El mes de noviembre cerró con un balance que, aunque muestra avances en materia de seguridad en el Atlántico, también revela desafíos que siguen golpeando a comunidades urbanas y rurales. Según el Sistema Civil de Alertas Tempranas, durante este lapso de tiempo se registraron 66 homicidios en el departamento, cifra inferior a los 89 casos contabilizados en el mismo periodo de 2024. La reducción de 23 víctimas es atribuida tanto a acciones de prevención en zonas críticas como al cumplimiento parcial de compromisos adquiridos por estructuras criminales que hacen parte de los diálogos de paz total.
A través de este análisis los expertos evidenciaron un patrón que se mantiene, pues en 52 de los 66 hechos, los agresores actuaron bajo el esquema tradicional de conductor y parrillero, reafirmando el control que estas estructuras ejercen en sectores vulnerables del territorio.
En el área metropolitana de Barranquilla, donde ocurrieron 56 de los 66 homicidios, la situación continúa siendo crítica. La capital del Atlántico registró 34 muertes violentas. La Localidad Suroccidente acumuló 14 casos; Suroriente, 8; Metropolitana, 7; Riomar, 4; y Norte-Centro Histórico, un solo caso, correspondiente al funcionario de la DIAN que murió en noviembre tras haber sido herido en un atentado ocurrido en abril.
Los barrios El Bosque, Ciudadela 20 de Julio, 7 de Abril, Mequejo, Loma Roja, Carrizal, Sierrita y Villas de Cordialidad permanecen como puntos rojos en el mapa de violencia, debido a la presencia de una subestructura criminal que busca retomar el control territorial y las rentas ilegales mediante el uso sistemático de la fuerza.
En Soledad, las autoridades registraron 14 homicidios, con mayor concentración en Ciudadela Metropolitana, Las Colonias, Los Campanos, donde fue asesinado un líder de derechos humanos, La Alianza y Villas del Rey. En los demás municipios del área metropolitana, Galapa reportó dos víctimas y Malambo un caso, aunque este último mostró reducción en la violencia pese a varios ataques sicariales sin desenlace fatal.
En el resto del departamento, Baranoa registró cinco homicidios; Sabanalarga cuatro; y Palmar de Varela, tres casos correspondientes a víctimas que habrían sido sacadas por hombres armados de viviendas en el barrio Las Flores. Sabanagrande tuvo dos casos y Juan de Acosta uno, este último en el marco de una presunta riña.

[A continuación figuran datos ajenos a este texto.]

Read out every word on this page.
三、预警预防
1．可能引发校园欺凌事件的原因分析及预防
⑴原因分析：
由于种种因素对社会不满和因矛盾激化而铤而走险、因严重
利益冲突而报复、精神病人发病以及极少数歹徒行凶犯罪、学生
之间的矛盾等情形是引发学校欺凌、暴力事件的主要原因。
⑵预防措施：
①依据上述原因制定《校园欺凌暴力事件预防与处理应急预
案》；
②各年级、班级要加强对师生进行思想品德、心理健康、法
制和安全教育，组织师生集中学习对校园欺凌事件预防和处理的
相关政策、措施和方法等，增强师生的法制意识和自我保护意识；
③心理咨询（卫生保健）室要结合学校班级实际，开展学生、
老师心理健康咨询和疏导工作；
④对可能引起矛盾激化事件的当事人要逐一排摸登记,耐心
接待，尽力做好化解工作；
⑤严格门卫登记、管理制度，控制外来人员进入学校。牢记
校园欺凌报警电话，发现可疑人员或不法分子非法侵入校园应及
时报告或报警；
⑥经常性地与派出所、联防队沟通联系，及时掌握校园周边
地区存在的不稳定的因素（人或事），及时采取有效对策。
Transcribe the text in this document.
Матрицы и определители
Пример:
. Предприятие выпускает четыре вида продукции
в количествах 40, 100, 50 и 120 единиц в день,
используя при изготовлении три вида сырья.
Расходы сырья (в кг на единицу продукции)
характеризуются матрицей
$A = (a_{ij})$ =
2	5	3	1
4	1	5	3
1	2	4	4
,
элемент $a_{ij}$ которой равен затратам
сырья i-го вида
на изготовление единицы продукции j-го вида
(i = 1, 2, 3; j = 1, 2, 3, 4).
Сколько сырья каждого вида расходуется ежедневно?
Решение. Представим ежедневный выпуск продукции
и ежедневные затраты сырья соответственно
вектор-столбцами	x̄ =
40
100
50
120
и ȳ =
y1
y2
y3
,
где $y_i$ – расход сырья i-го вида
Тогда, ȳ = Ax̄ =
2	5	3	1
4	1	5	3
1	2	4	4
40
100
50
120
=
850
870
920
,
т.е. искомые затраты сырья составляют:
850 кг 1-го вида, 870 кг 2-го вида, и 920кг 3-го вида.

El mes también estuvo marcado por dos masacres. La primera ocurrió en Villas de Cordialidad, donde tres personas murieron y dos mujeres quedaron heridas durante un enfrentamiento entre dos familias dedicadas al microtráfico, conflicto que se remonta a su antiguo asentamiento en el barrio El Bosque. La segunda masacre se registró en Palmar de Varela, con víctimas procedentes del barrio Las Flores. Además, otras 11 personas quedaron heridas en ataques sicariales a lo largo del mes.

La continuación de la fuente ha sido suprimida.